Northrop’s proposal, titled “Phenazine chemistry as a means of assembling multifunctional π-conjugated organic materials” is motivated by the desire to understand how the structure, functionality, and dimensionality of π-conjugated organic materials impacts their physical, optical, redox, and electronic properties. Toward this fundamental goal he and his students will use the condensation reactions between ortho-phenylenediamine derivatives with ortho-quinone compounds to prepare multifunctional phenazine derivatives. Phenazines are example N-heteroacenes that, similar to their hydrocarbon acene analogues, exhibit desirable electronic and optoelectronic properties.

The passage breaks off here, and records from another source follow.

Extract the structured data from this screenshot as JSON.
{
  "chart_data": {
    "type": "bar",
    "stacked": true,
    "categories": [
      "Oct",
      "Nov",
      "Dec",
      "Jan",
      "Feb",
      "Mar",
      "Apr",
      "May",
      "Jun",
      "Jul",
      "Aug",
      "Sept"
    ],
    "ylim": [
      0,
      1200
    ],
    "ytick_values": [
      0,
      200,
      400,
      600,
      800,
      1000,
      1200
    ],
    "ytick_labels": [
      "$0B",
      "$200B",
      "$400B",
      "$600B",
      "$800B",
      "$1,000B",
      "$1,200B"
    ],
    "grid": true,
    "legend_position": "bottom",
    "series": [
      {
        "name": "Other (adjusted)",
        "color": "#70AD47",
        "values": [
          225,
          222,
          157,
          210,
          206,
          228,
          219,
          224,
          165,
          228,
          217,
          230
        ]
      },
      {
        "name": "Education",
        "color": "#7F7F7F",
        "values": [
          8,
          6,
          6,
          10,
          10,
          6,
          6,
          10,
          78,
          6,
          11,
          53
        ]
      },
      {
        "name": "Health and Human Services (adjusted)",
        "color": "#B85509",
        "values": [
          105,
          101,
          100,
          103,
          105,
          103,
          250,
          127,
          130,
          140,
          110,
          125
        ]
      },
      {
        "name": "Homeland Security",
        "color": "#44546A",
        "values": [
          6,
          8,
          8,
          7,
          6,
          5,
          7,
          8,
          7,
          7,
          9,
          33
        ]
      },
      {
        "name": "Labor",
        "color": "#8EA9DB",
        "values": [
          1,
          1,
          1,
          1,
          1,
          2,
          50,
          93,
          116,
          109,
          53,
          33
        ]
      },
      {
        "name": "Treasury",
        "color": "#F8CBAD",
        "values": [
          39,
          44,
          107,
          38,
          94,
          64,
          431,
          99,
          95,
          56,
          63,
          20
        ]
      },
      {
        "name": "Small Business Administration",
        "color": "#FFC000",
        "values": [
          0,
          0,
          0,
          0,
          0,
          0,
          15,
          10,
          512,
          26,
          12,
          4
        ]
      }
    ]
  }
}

Phenazines, however, are more stable, better electron acceptors (n-type materials), and more synthetically modular. The majority of phenazine derivatives synthesized to date have been linearly functionalized azaacenes while very few examples of organic materials combining phenazine and other π-conjugated functionalities are known. Developing a thorough understanding of phenazine assembly and integration into multifunctional molecules will lead to entirely new classes of organic electronic materials and significantly advance our ability to investigate fundamental relationships between size, functionality, lattice topology, and dimensionality on the properties of π-conjugated materials. The principle objectives of the proposed research are to: (1) combine experimental synthesis and first principles calculations to investigate the formation and aromaticity of simple phenazine derivatives as well as the impact of functional groups on the favorability and reversibility of phenazine condensation reactions; (2) synthesize a library of o-phenylenediamine and o-quinone functionalized building blocks that will be used in the controlled assembly of one-dimensional multifunctional phenazine derivatives and oligomers; (3) apply new knowledge from fundamental and one-dimensional phenazine studies to prepare monodisperse, two-dimensional phenazine ladders and grids. The phenazine-based multifunctional materials are expected to have unique semiconducting and optoelectronic properties with potential applications as organic field-effect transistors, photovoltaics, light-emitting diodes, and sensors.